A few months ago, the Trump administration decided to engage in the kind of mustache-twirling villainy that would make Snidely Whiplash blush by announcing it would separate families at the border. The backlash was swift and overwhelming, with public opinion and the courts mobilizing to thwart the president.

It was heartening — in what can feel like our dystopian present — to see that taking children away from their parents and locking them up is still considered unacceptable by most Americans.

Most Americans, since according to polls, roughly 27 percent agreed this was a good idea. Judging from the letters to the editor at the Arizona Daily Star that defended the administration’s “zero-tolerance” policy, these people can be (mostly) split into two camps, which I like to call Camp Evil and Camp Evil Lite.

The first group makes the argument that ripping children from their parents as a punishment for crossing the border illegally is one hell of a deterrent, and an effective way to curb illegal crossers.

This position, taken by people inside the administration such as Attorney General Jeff Sessions and adviser Stephen Miller, is monstrous. I shudder to think people like them help run our government (or walk our streets), but at least they’re problem solvers, right?

The second group doesn’t even get grudging respect. These people include Secretary of Homeland Security Kirstjen Nielsen — who said separation wasn’t happening when it was, and even if it were, how dare you ask that question!? — and President Trump, who claimed they were just following the law and his hands were tied.

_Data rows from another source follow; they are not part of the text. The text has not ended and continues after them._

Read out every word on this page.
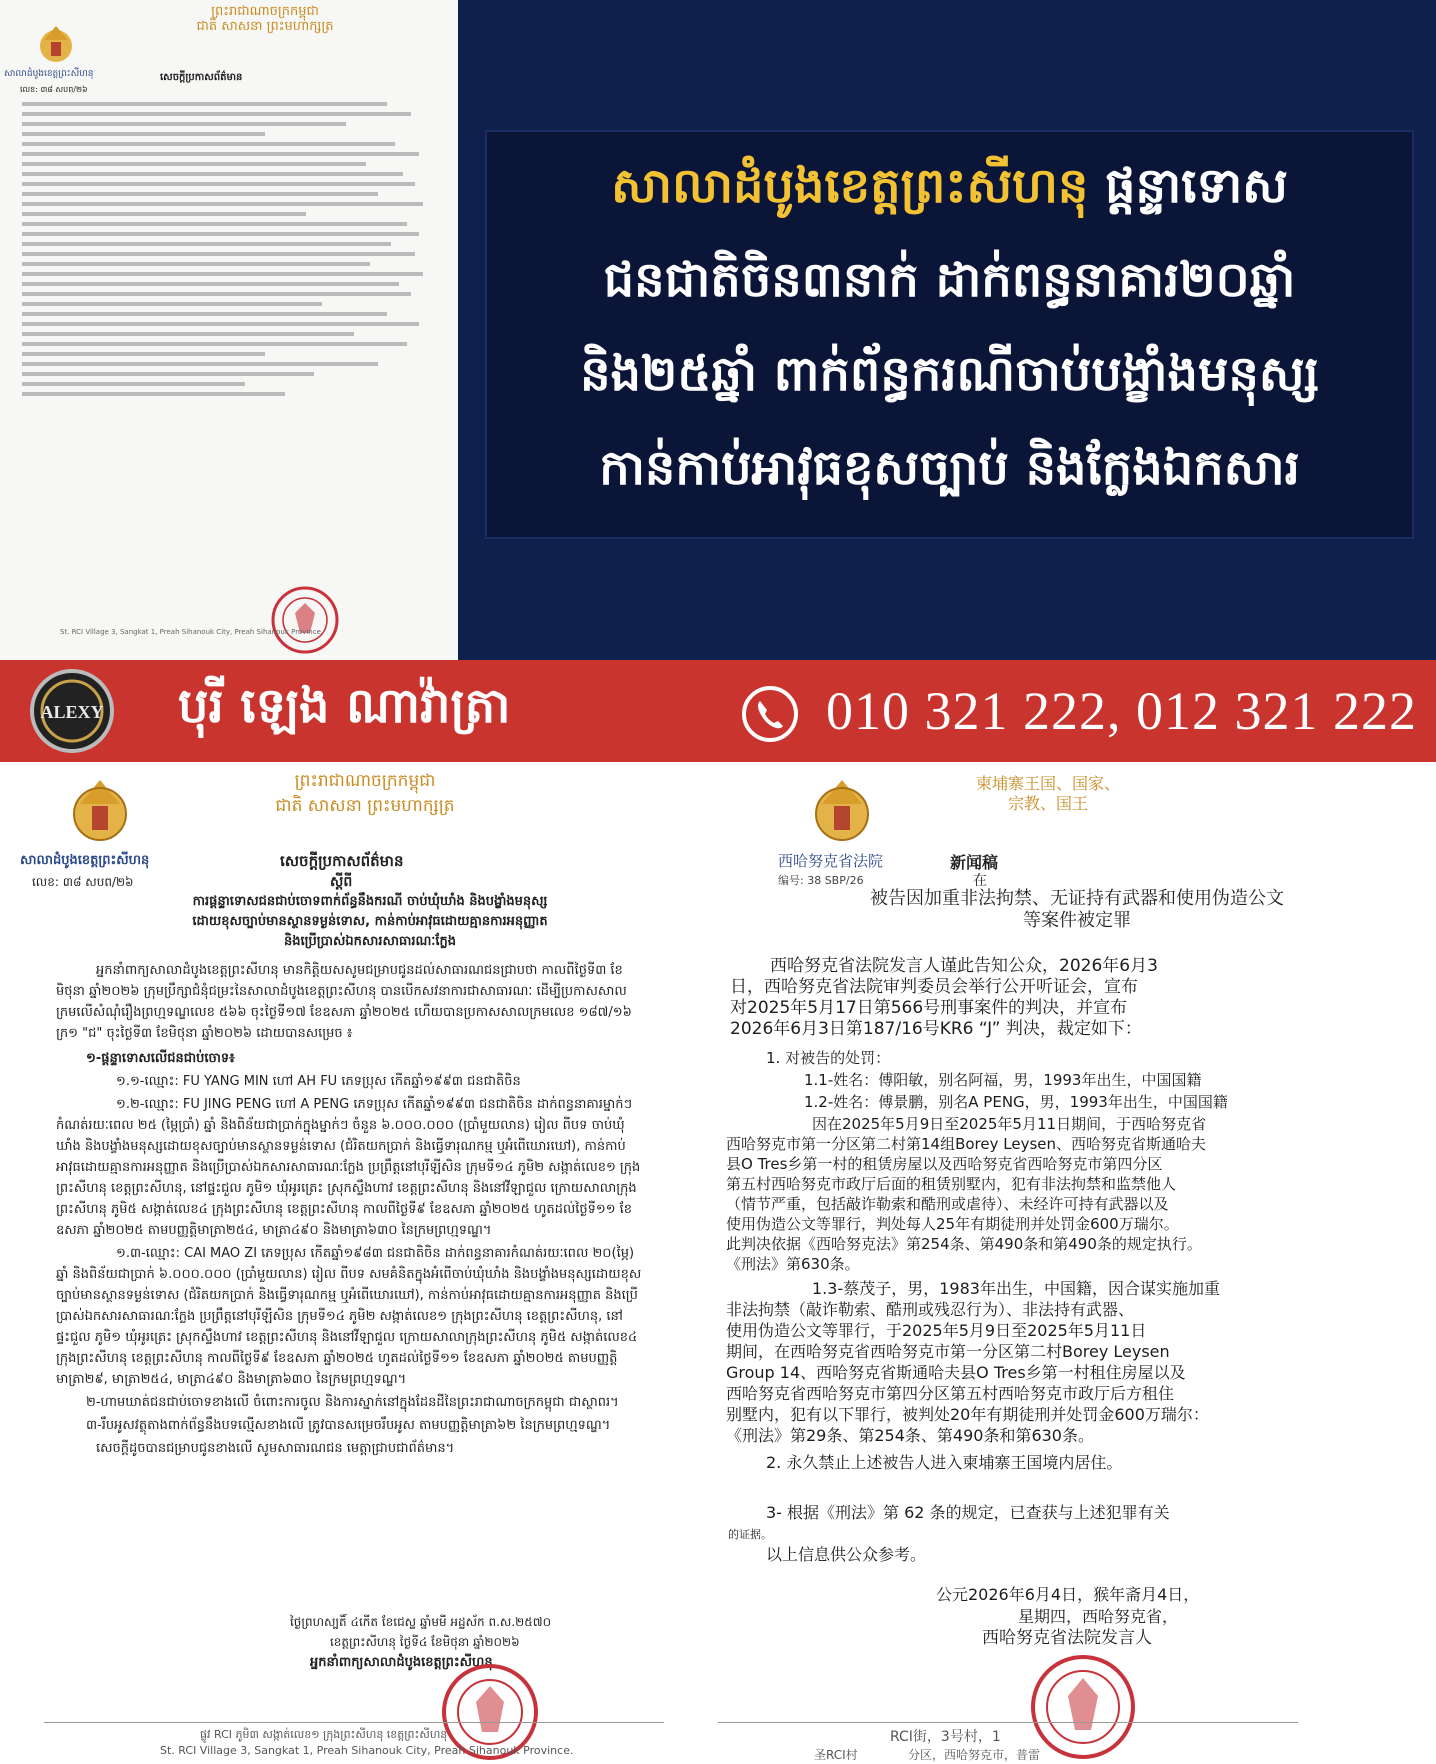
ព្រះរាជាណាចក្រកម្ពុជា
ជាតិ សាសនា ព្រះមហាក្សត្រ
សាលាដំបូងខេត្តព្រះសីហនុ	សេចក្តីប្រកាសព័ត៌មាន
លេខ: ៣៨ សបព/២៦
St. RCI Village 3, Sangkat 1, Preah Sihanouk City, Preah Sihanouk Province.
សាលាដំបូងខេត្តព្រះសីហនុ ផ្តន្ទាទោស
ជនជាតិចិន៣នាក់ ដាក់ពន្ធនាគារ២០ឆ្នាំ
និង២៥ឆ្នាំ ពាក់ព័ន្ធករណីចាប់បង្ខាំងមនុស្ស
កាន់កាប់អាវុធខុសច្បាប់ និងក្លែងឯកសារ
ALEXY បុរី ឡេង ណាវ៉ាត្រា	010 321 222, 012 321 222
ព្រះរាជាណាចក្រកម្ពុជា
ជាតិ សាសនា ព្រះមហាក្សត្រ
សាលាដំបូងខេត្តព្រះសីហនុ	សេចក្តីប្រកាសព័ត៌មាន
ស្តីពី
លេខ: ៣៨ សបព/២៦
ការផ្តន្ទាទោសជនជាប់ចោទពាក់ព័ន្ធនឹងករណី ចាប់ឃុំឃាំង និងបង្ខាំងមនុស្ស
ដោយខុសច្បាប់មានស្ថានទម្ងន់ទោស, កាន់កាប់អាវុធដោយគ្មានការអនុញ្ញាត
និងប្រើប្រាស់ឯកសារសាធារណៈក្លែង

អ្នកនាំពាក្យសាលាដំបូងខេត្តព្រះសីហនុ មានកិត្តិយសសូមជម្រាបជូនដល់សាធារណជនជ្រាបថា កាលពីថ្ងៃទី៣ ខែមិថុនា ឆ្នាំ២០២៦ ក្រុមប្រឹក្សាជំនុំជម្រះនៃសាលាដំបូងខេត្តព្រះសីហនុ បានបើកសវនាការជាសាធារណៈ ដើម្បីប្រកាសសាលក្រមលើសំណុំរឿងព្រហ្មទណ្ឌលេខ ៥៦៦ ចុះថ្ងៃទី១៧ ខែឧសភា ឆ្នាំ២០២៥ ហើយបានប្រកាសសាលក្រមលេខ ១៨៧/១៦ ក្រ១ "ជ" ចុះថ្ងៃទី៣ ខែមិថុនា ឆ្នាំ២០២៦ ដោយបានសម្រេច ៖

១-ផ្តន្ទាទោសលើជនជាប់ចោទ៖

១.១-ឈ្មោះ: FU YANG MIN ហៅ AH FU ភេទប្រុស កើតឆ្នាំ១៩៩៣ ជនជាតិចិន

១.២-ឈ្មោះ: FU JING PENG ហៅ A PENG ភេទប្រុស កើតឆ្នាំ១៩៩៣ ជនជាតិចិន ដាក់ពន្ធនាគារម្នាក់ៗ កំណត់រយៈពេល ២៥ (ម្ភៃប្រាំ) ឆ្នាំ និងពិន័យជាប្រាក់ក្នុងម្នាក់ៗ ចំនួន ៦.០០០.០០០ (ប្រាំមួយលាន) រៀល ពីបទ ចាប់ឃុំឃាំង និងបង្ខាំងមនុស្សដោយខុសច្បាប់មានស្ថានទម្ងន់ទោស (ជំរិតយកប្រាក់ និងធ្វើទារុណកម្ម ឬអំពើឃោរឃៅ), កាន់កាប់អាវុធដោយគ្មានការអនុញ្ញាត និងប្រើប្រាស់ឯកសារសាធារណៈក្លែង ប្រព្រឹត្តនៅបុរីឡីសិន ក្រុមទី១៤ ភូមិ២ សង្កាត់លេខ១ ក្រុងព្រះសីហនុ ខេត្តព្រះសីហនុ, នៅផ្ទះជួល ភូមិ១ ឃុំអូរត្រេះ ស្រុកស្ទឹងហាវ ខេត្តព្រះសីហនុ និងនៅវីឡាជួល ក្រោយសាលាក្រុងព្រះសីហនុ ភូមិ៥ សង្កាត់លេខ៤ ក្រុងព្រះសីហនុ ខេត្តព្រះសីហនុ កាលពីថ្ងៃទី៩ ខែឧសភា ឆ្នាំ២០២៥ ហូតដល់ថ្ងៃទី១១ ខែឧសភា ឆ្នាំ២០២៥ តាមបញ្ញត្តិមាត្រា២៥៤, មាត្រា៤៩០ និងមាត្រា៦៣០ នៃក្រមព្រហ្មទណ្ឌ។

១.៣-ឈ្មោះ: CAI MAO ZI ភេទប្រុស កើតឆ្នាំ១៩៨៣ ជនជាតិចិន ដាក់ពន្ធនាគារកំណត់រយៈពេល ២០(ម្ភៃ) ឆ្នាំ និងពិន័យជាប្រាក់ ៦.០០០.០០០ (ប្រាំមួយលាន) រៀល ពីបទ សមគំនិតក្នុងអំពើចាប់ឃុំឃាំង និងបង្ខាំងមនុស្សដោយខុសច្បាប់មានស្ថានទម្ងន់ទោស (ជំរិតយកប្រាក់ និងធ្វើទារុណកម្ម ឬអំពើឃោរឃៅ), កាន់កាប់អាវុធដោយគ្មានការអនុញ្ញាត និងប្រើប្រាស់ឯកសារសាធារណៈក្លែង ប្រព្រឹត្តនៅបុរីឡីសិន ក្រុមទី១៤ ភូមិ២ សង្កាត់លេខ១ ក្រុងព្រះសីហនុ ខេត្តព្រះសីហនុ, នៅផ្ទះជួល ភូមិ១ ឃុំអូរត្រេះ ស្រុកស្ទឹងហាវ ខេត្តព្រះសីហនុ និងនៅវីឡាជួល ក្រោយសាលាក្រុងព្រះសីហនុ ភូមិ៥ សង្កាត់លេខ៤ ក្រុងព្រះសីហនុ ខេត្តព្រះសីហនុ កាលពីថ្ងៃទី៩ ខែឧសភា ឆ្នាំ២០២៥ ហូតដល់ថ្ងៃទី១១ ខែឧសភា ឆ្នាំ២០២៥ តាមបញ្ញត្តិមាត្រា២៩, មាត្រា២៥៤, មាត្រា៤៩០ និងមាត្រា៦៣០ នៃក្រមព្រហ្មទណ្ឌ។

២-ហាមឃាត់ជនជាប់ចោទខាងលើ ចំពោះការចូល និងការស្នាក់នៅក្នុងដែនដីនៃព្រះរាជាណាចក្រកម្ពុជា ជាស្ថាពរ។

៣-រឹបអូសវត្ថុតាងពាក់ព័ន្ធនឹងបទល្មើសខាងលើ ត្រូវបានសម្រេចរឹបអូស តាមបញ្ញត្តិមាត្រា៦២ នៃក្រមព្រហ្មទណ្ឌ។

សេចក្តីដូចបានជម្រាបជូនខាងលើ សូមសាធារណជន មេត្តាជ្រាបជាព័ត៌មាន។

ថ្ងៃព្រហស្បតិ៍ ៤កើត ខែជេស្ឋ ឆ្នាំមមី អដ្ឋស័ក ព.ស.២៥៧០
ខេត្តព្រះសីហនុ ថ្ងៃទី៤ ខែមិថុនា ឆ្នាំ២០២៦
អ្នកនាំពាក្យសាលាដំបូងខេត្តព្រះសីហនុ
ផ្លូវ RCI ភូមិ៣ សង្កាត់លេខ១ ក្រុងព្រះសីហនុ ខេត្តព្រះសីហនុ
St. RCI Village 3, Sangkat 1, Preah Sihanouk City, Preah Sihanouk Province.
柬埔寨王国、国家、
宗教、国王
西哈努克省法院	新闻稿
编号: 38 SBP/26	在
被告因加重非法拘禁、无证持有武器和使用伪造公文
等案件被定罪
西哈努克省法院发言人谨此告知公众，2026年6月3
日，西哈努克省法院审判委员会举行公开听证会，宣布
对2025年5月17日第566号刑事案件的判决，并宣布
2026年6月3日第187/16号KR6 “J” 判决，裁定如下：
1. 对被告的处罚：
1.1-姓名：傅阳敏，别名阿福，男，1993年出生，中国国籍
1.2-姓名：傅景鹏，别名A PENG，男，1993年出生，中国国籍
因在2025年5月9日至2025年5月11日期间，于西哈努克省
西哈努克市第一分区第二村第14组Borey Leysen、西哈努克省斯通哈夫
县O Tres乡第一村的租赁房屋以及西哈努克省西哈努克市第四分区
第五村西哈努克市政厅后面的租赁别墅内，犯有非法拘禁和监禁他人
（情节严重，包括敲诈勒索和酷刑或虐待）、未经许可持有武器以及
使用伪造公文等罪行，判处每人25年有期徒刑并处罚金600万瑞尔。
此判决依据《西哈努克法》第254条、第490条和第490条的规定执行。
《刑法》第630条。
1.3-蔡茂子，男，1983年出生，中国籍，因合谋实施加重
非法拘禁（敲诈勒索、酷刑或残忍行为）、非法持有武器、
使用伪造公文等罪行，于2025年5月9日至2025年5月11日
期间，在西哈努克省西哈努克市第一分区第二村Borey Leysen
Group 14、西哈努克省斯通哈夫县O Tres乡第一村租住房屋以及
西哈努克省西哈努克市第四分区第五村西哈努克市政厅后方租住
别墅内，犯有以下罪行，被判处20年有期徒刑并处罚金600万瑞尔：
《刑法》第29条、第254条、第490条和第630条。
2. 永久禁止上述被告人进入柬埔寨王国境内居住。
3- 根据《刑法》第 62 条的规定，已查获与上述犯罪有关
的证据。
以上信息供公众参考。
公元2026年6月4日，猴年斋月4日，
星期四，西哈努克省，
西哈努克省法院发言人
RCI街，3号村，1
圣RCI村	分区，西哈努克市，普雷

That tortured bit of logic, that once you order your attorney general to start prosecuting everyone who crosses the border illegally, well, then you simply have to take away their children, is disingenuous garbage.

There’s also a third, smaller group, and they may be the best chance to help support real bipartisan solutions, if and when Republican lawmakers ever slip from the thrall of Trump. This group differs with the administration’s tactics but still believes that something must be done about the problem of illegal immigration. And I agree.

To be clear, though, the “problem” of illegal immigration isn’t that we’re being inundated with brown people. It’s that we allow desperate people to take desperate measures — engaging with cartels, crossing endless desert — for a chance to pick our lettuce or slice up our cutlets. It’s that we allow profligate politicians to exploit the issue in their quest for power, more interested in posturing than in meaningful results.

It’s that the U.S. has a need for migrants willing to take on jobs that Americans are not willing to do, yet instead of facing reality and coming up with a viable guest-worker program, we are more than willing to turn a blind eye and let people live in the shadows, ripe for exploitation.

Anti-immigrant elements on the right would have you believe that anyone who is pro-immigration is secretly for open borders, but that’s a straw man argument meant to end discussion.

The U.S. has a right to control its borders and we need to know who is coming into the country and what their intentions are. That is undisputed.

If we start working from the point that border security is important and that we need a worker program that ebbs and flows according to demand (and guards against abuses by dishonest employers), we’re halfway to coming up with smart, comprehensive immigration reform. If we look at the 11 million people who are in the U.S. illegally and realize most of them positively contribute to this country, then a humane, pragmatic response would impose some sort of consequence, while allowing them to stay.

We can also acknowledge that it is our responsibility as a powerful nation to welcome asylum-seekers, but that we need to have the difficult conversation of who we take in, why and how many — but let this come from a principled foundation, not an impulsive policy driven by fear-mongering.

The president has said that immigration is a good issue for Republicans to run on, not because he wants to offer solutions, but because he can win votes by continuing to demonize migrants and promise cruel policies that demean our country in the guise of “get tough” measures.

That kind of cynicism can be overwhelming, but we must face it with optimism. After all, while it feels like we’re farther than ever from true immigration reform, at least we’ve seen that most of us aren’t for keeping children in cages. So, baby steps.